Yuri: A mio parere non e’ tanto sconvolgente sapere cosa o come si comportano i manager italiani, perché presumo si comportino come le usanze e abitudini richiedono o permettono. La cosa sconvolgente e’ che queste usanze di tessere fitte trame di relazioni sono radicate nella cultura e nella vita generale degli italiani. Non posso generalizzare, ma anche qui negli Stati Uniti non pensare che stiano tutti in ufficio a sgobbare o che solo i più in gamba vadano avanti in carriera. Qui sembra si lavori “spesso” più che “molto” e se l’americano sta 8 ore in ufficio a far quadrare uno spreadsheet non significa che lavori meglio dell’italiano che incontra il cliente al bar. La teoria vincente e’ rispecchiata nell’economia e nella cultura generale di una nazione. E qui non faccio commenti.

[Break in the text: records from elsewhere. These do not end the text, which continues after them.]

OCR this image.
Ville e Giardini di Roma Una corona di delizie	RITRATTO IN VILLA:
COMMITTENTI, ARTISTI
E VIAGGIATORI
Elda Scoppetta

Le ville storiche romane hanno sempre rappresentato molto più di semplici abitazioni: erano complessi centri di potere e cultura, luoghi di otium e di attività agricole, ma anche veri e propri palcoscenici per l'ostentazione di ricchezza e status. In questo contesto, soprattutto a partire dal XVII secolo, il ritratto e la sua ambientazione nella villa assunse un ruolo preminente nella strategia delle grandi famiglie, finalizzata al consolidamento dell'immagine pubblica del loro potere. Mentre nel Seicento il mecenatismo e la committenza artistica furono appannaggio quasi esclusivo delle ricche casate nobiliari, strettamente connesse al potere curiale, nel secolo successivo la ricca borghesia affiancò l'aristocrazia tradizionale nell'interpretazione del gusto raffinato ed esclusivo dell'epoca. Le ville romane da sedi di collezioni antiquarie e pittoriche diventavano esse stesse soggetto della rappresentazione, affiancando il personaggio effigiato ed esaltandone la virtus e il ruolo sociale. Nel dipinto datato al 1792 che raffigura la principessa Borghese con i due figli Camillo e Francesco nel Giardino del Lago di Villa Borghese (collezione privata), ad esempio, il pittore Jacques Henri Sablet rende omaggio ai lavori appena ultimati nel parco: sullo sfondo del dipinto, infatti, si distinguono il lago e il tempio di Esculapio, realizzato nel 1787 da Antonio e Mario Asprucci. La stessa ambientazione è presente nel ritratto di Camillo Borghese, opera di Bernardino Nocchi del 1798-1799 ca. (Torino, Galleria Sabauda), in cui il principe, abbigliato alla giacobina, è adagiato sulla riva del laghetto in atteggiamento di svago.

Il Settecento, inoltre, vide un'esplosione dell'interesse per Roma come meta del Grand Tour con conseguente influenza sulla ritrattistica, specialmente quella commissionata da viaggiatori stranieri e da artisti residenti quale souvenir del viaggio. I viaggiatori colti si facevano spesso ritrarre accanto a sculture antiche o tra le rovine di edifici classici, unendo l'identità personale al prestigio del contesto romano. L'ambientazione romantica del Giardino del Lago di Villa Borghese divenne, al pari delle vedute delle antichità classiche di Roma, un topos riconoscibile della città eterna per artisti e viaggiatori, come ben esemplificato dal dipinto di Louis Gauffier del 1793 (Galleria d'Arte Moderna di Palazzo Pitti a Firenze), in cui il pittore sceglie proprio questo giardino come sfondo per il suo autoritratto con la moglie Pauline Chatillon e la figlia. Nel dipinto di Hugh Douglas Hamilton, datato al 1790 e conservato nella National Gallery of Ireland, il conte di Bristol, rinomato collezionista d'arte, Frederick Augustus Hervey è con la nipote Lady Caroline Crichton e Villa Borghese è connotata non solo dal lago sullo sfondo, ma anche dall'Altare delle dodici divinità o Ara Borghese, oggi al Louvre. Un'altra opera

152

Rossella: Non sono tanto ottimista sulla professionalità italiana. Dopo varie esperienze in società di consulenza ho infatti deciso di venire in Francia. Per risponderti credo che il tessere relazioni e impegnarsi poco nell’operatività sia una condizione comune a tutti i manager e questo sbilanciamento si amplifica sempre più, man mano che si cresce di grado all’interno dell’azienda. Un altro conto però è il metodo di screening e di assunzione, in cui innegabilmente in Italia le relazioni di qualsiasi tipo sono preferite rispetto a un mero curriculum professionale. Se ti conosco, ti posso controllare meglio, se sei di default dalla mia parte. Non credere però che sia una logica solo italiana. Qui in Francia si assume solo per circoli, e all’interno delle aziende c’è una vera e propria spartizione.

Giorgio: Questa ricerca potrebbe perfettamente essere riferita alla Cina, Paese dove le connessioni sono tutto. Dipende sempre da chi si prende a modello: USA, Europa o Asia? Personalmente io, nel mio lavoro in Cina, tendo a non frequentare la business community italiana, troppo chiusa rispetto a quella europea o Statunitense…. Però un commento è d’obbligo: il voto di laurea non c’entra niente con le effettive capacità, infatti è solo in Italia che lo guardano attentamente, tralasciando aspetti più importanti.

Emma: Chi ha girato un po’ per il mondo dice che i cinesi e gli italiani hanno tantissime cose in comune.